Income protection for employees who are unable to work due to illness or disability is a crucial issue in collective bargaining. Unions seek to safeguard employees’ income security from unexpected interruptions caused by sickness, while employers are concerned to enhance the efficiency and contain the costs of such income replacement programs. Difficult questions of contract interpretation arise about eligibility and entitlement, particularly where a third-party insurer or administrative service provider is involved. In this webinar, a panel of experts will provide guidance on a number of key issues, taking into consideration recent decisions of arbitrators and the courts.

1. What is the relationship between negotiated entitlements under a collective agreement and statutory entitlements under employment standards legislation, e.g. paid sick leave or emergency leave days? Can employees’ sick leave entitlements under a collective agreement be offset against comparable entitlements under legislation?

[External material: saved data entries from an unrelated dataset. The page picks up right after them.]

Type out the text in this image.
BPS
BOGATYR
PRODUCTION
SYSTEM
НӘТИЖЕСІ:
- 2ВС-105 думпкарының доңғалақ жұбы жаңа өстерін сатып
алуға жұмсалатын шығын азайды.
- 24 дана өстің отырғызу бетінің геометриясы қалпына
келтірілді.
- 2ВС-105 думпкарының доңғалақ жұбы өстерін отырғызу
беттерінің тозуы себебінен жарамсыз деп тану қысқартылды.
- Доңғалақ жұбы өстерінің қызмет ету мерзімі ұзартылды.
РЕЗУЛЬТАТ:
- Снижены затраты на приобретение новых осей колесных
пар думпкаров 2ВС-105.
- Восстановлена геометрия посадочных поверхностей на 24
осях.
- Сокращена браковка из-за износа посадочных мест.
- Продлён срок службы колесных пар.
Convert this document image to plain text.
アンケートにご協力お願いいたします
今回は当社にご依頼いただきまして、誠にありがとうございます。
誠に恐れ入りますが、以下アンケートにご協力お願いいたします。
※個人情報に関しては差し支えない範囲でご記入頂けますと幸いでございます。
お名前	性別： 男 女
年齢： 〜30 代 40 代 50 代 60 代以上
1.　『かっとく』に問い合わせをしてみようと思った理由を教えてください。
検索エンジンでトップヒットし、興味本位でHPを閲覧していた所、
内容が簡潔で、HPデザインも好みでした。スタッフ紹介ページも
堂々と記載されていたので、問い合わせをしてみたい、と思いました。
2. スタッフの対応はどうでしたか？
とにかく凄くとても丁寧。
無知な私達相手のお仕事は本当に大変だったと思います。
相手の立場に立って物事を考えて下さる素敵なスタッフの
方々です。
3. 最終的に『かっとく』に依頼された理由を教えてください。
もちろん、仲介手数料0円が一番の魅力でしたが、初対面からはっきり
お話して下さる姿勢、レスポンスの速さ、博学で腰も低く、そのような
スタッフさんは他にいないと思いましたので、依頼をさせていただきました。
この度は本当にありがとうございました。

2. When an employee is on an extended medical leave of absence, such as workers’ compensation or long-term disability, is the employer permitted to pro-rate benefits under collective agreements that are based on service, i.e. vacation or holiday pay? Does the pro-rating of benefits in such circumstances constitute prohibited discrimination?
3. In what circumstances will the employer be obligated to pay negotiated sickness or disability benefits where a third-party insurance company or administrative services provider has denied the claim?
4. To what extent can employees be required to provide personal medical information when applying, for sick leave, short-term, or long-term disability benefits? When is a request for additional, more detailed information justified? What medical information can properly be required in support of a request for a workplace accommodation?
5. When will eligibility requirements, e.g. qualifying days, for sickness or disability benefits be held to discriminate on the basis of disability or other prohibited grounds?
6. Can an employee who is found to be “totally disabled” from performing work in any occupation, in accordance with an insured plan, be dismissed for non-culpable absenteeism? When will a subsisting entitlement to benefits preclude dismissal for non-culpable absenteeism?